CAUTIONARY STATEMENT CONCERNING FORWARD-LOOKING STATEMENTS

This Statement contains written, and the Company may make related oral, “forward-looking statements” within the meaning of the U.S. federal securities laws. These statements are made pursuant to common law doctrine and, to the extent applicable, the safe harbor provisions of the Private Securities Litigation Reform Act of 1995. Forward-looking statements include all statements that do not relate solely to historical or current facts, and can be identified by the use of words such as “expect,” “intend,” “plan,” “believe,” “do not believe,” “aim,” “project,” “anticipate,” “seek,” “will,” “likely,” “estimate,” “may,” “continue,” “guidance,” “outlook,” “trends,” “future,” “could,” “target,” and similar expressions of a future or forward-looking nature.

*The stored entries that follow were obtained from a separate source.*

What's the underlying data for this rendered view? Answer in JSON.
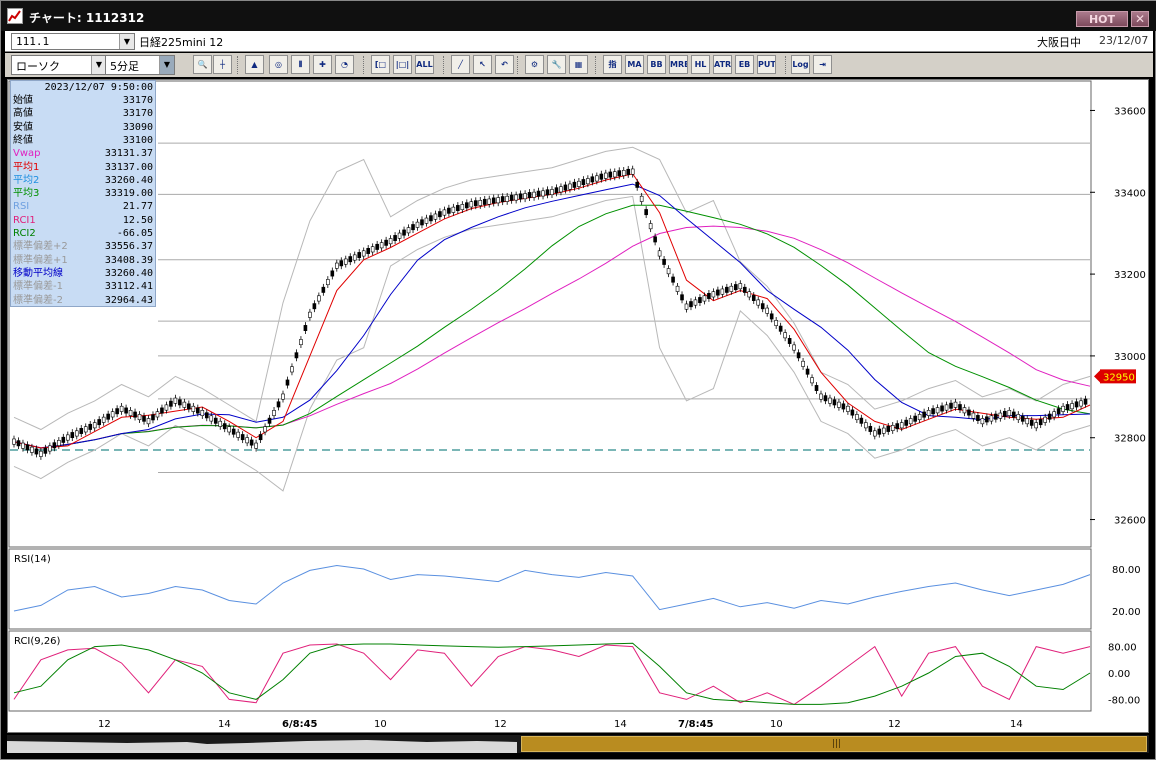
{
  "window": {
    "title": "チャート: 1112312"
  },
  "titlebar_buttons": {
    "hot": "HOT",
    "close": "✕"
  },
  "symbol_bar": {
    "symbol": "111.1",
    "name": "日経225mini 12",
    "market": "大阪日中",
    "date": "23/12/07"
  },
  "toolbar": {
    "chart_type": "ローソク",
    "period": "5分足",
    "buttons": [
      {
        "icon": "zoom-icon",
        "label": "🔍"
      },
      {
        "icon": "cursor-line-icon",
        "label": "┼"
      },
      {
        "icon": "bar-chart-icon",
        "label": "▲"
      },
      {
        "icon": "magnify-icon",
        "label": "◎"
      },
      {
        "icon": "candlestick-icon",
        "label": "⫴"
      },
      {
        "icon": "crosshair-icon",
        "label": "✚"
      },
      {
        "icon": "clock-icon",
        "label": "◔"
      },
      {
        "icon": "bracket-left-icon",
        "label": "[□"
      },
      {
        "icon": "bracket-both-icon",
        "label": "|□|"
      },
      {
        "icon": "all-icon",
        "label": "ALL"
      },
      {
        "icon": "draw-line-icon",
        "label": "╱"
      },
      {
        "icon": "pointer-icon",
        "label": "↖"
      },
      {
        "icon": "undo-icon",
        "label": "↶"
      },
      {
        "icon": "settings-icon",
        "label": "⚙"
      },
      {
        "icon": "wrench-icon",
        "label": "🔧"
      },
      {
        "icon": "color-icon",
        "label": "▦"
      },
      {
        "icon": "indicator-icon",
        "label": "指"
      },
      {
        "icon": "ma-icon",
        "label": "MA"
      },
      {
        "icon": "bb-icon",
        "label": "BB"
      },
      {
        "icon": "mre-icon",
        "label": "MRE"
      },
      {
        "icon": "hl-icon",
        "label": "HL"
      },
      {
        "icon": "atr-icon",
        "label": "ATR"
      },
      {
        "icon": "ebsa-icon",
        "label": "EB"
      },
      {
        "icon": "put-icon",
        "label": "PUT"
      },
      {
        "icon": "log-icon",
        "label": "Log"
      },
      {
        "icon": "export-icon",
        "label": "⇥"
      }
    ]
  },
  "info_panel": {
    "datetime": "2023/12/07 9:50:00",
    "rows": [
      {
        "label": "始値",
        "value": "33170",
        "color": "#000000"
      },
      {
        "label": "高値",
        "value": "33170",
        "color": "#000000"
      },
      {
        "label": "安値",
        "value": "33090",
        "color": "#000000"
      },
      {
        "label": "終値",
        "value": "33100",
        "color": "#000000"
      },
      {
        "label": "Vwap",
        "value": "33131.37",
        "color": "#e020c0"
      },
      {
        "label": "平均1",
        "value": "33137.00",
        "color": "#e00000"
      },
      {
        "label": "平均2",
        "value": "33260.40",
        "color": "#2090e0"
      },
      {
        "label": "平均3",
        "value": "33319.00",
        "color": "#009000"
      },
      {
        "label": "RSI",
        "value": "21.77",
        "color": "#6fa0e0"
      },
      {
        "label": "RCI1",
        "value": "12.50",
        "color": "#e0207a"
      },
      {
        "label": "RCI2",
        "value": "-66.05",
        "color": "#008000"
      },
      {
        "label": "標準偏差+2",
        "value": "33556.37",
        "color": "#9a9a9a"
      },
      {
        "label": "標準偏差+1",
        "value": "33408.39",
        "color": "#9a9a9a"
      },
      {
        "label": "移動平均線",
        "value": "33260.40",
        "color": "#0000c8"
      },
      {
        "label": "標準偏差-1",
        "value": "33112.41",
        "color": "#9a9a9a"
      },
      {
        "label": "標準偏差-2",
        "value": "32964.43",
        "color": "#9a9a9a"
      }
    ]
  },
  "chart_data": [
    {
      "type": "candlestick",
      "panel": "price",
      "y_ticks": [
        "33600",
        "33400",
        "33200",
        "33000",
        "32800",
        "32600"
      ],
      "ylim": [
        32550,
        33650
      ],
      "current_price_label": "32950",
      "dashed_reference": 32770,
      "horizontal_levels": [
        33520,
        33395,
        33235,
        33085,
        33000,
        32895,
        32715
      ],
      "x_labels": [
        "12",
        "14",
        "6/8:45",
        "10",
        "12",
        "14",
        "7/8:45",
        "10",
        "12",
        "14"
      ],
      "day_labels_bold": [
        "6/8:45",
        "7/8:45"
      ],
      "close_path": [
        32790,
        32760,
        32800,
        32830,
        32870,
        32840,
        32890,
        32860,
        32820,
        32780,
        32900,
        33100,
        33220,
        33250,
        33280,
        33320,
        33350,
        33370,
        33380,
        33390,
        33400,
        33420,
        33440,
        33450,
        33250,
        33120,
        33150,
        33170,
        33110,
        33020,
        32900,
        32870,
        32810,
        32830,
        32860,
        32880,
        32840,
        32860,
        32830,
        32870,
        32890
      ],
      "series": [
        {
          "name": "Vwap",
          "color": "#e020c0"
        },
        {
          "name": "平均1",
          "color": "#e00000"
        },
        {
          "name": "移動平均線",
          "color": "#0000c8"
        },
        {
          "name": "平均3",
          "color": "#009000"
        },
        {
          "name": "標準偏差",
          "color": "#b0b0b0"
        }
      ]
    },
    {
      "type": "line",
      "panel": "rsi",
      "title": "RSI(14)",
      "y_ticks": [
        "80.00",
        "20.00"
      ],
      "values": [
        20,
        28,
        50,
        55,
        40,
        45,
        55,
        50,
        35,
        30,
        60,
        78,
        85,
        80,
        65,
        72,
        70,
        66,
        62,
        78,
        72,
        68,
        75,
        70,
        22,
        30,
        38,
        26,
        32,
        24,
        35,
        30,
        40,
        48,
        55,
        60,
        50,
        42,
        50,
        58,
        72
      ]
    },
    {
      "type": "line",
      "panel": "rci",
      "title": "RCI(9,26)",
      "y_ticks": [
        "80.00",
        "0.00",
        "-80.00"
      ],
      "series": [
        {
          "name": "RCI1",
          "values": [
            -80,
            40,
            70,
            75,
            30,
            -60,
            40,
            20,
            -80,
            -90,
            60,
            85,
            88,
            60,
            -20,
            70,
            60,
            -40,
            50,
            80,
            70,
            50,
            85,
            80,
            -60,
            -80,
            -40,
            -90,
            -60,
            -95,
            -40,
            20,
            80,
            -70,
            60,
            80,
            -40,
            -80,
            80,
            60,
            80
          ]
        },
        {
          "name": "RCI2",
          "values": [
            -60,
            -40,
            40,
            80,
            85,
            70,
            40,
            0,
            -60,
            -80,
            -20,
            60,
            85,
            88,
            88,
            85,
            82,
            80,
            78,
            80,
            82,
            85,
            88,
            90,
            20,
            -60,
            -80,
            -85,
            -90,
            -95,
            -95,
            -90,
            -70,
            -40,
            0,
            50,
            60,
            20,
            -40,
            -50,
            0
          ]
        }
      ]
    }
  ]
}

All forward-looking statements rely on a number of assumptions, estimates and data concerning future results and events and are subject to a number of uncertainties and other factors, many of which are outside Aspen’s control that could cause actual results to differ materially from such statements.

Forward-looking statements do not reflect the potential impact of any future collaboration, acquisition, merger, disposition, joint venture or investments that Aspen may enter into or make, and the risks, uncertainties and other factors relating to such statements might also relate to the counterparty in any such transaction if entered into or made by Aspen.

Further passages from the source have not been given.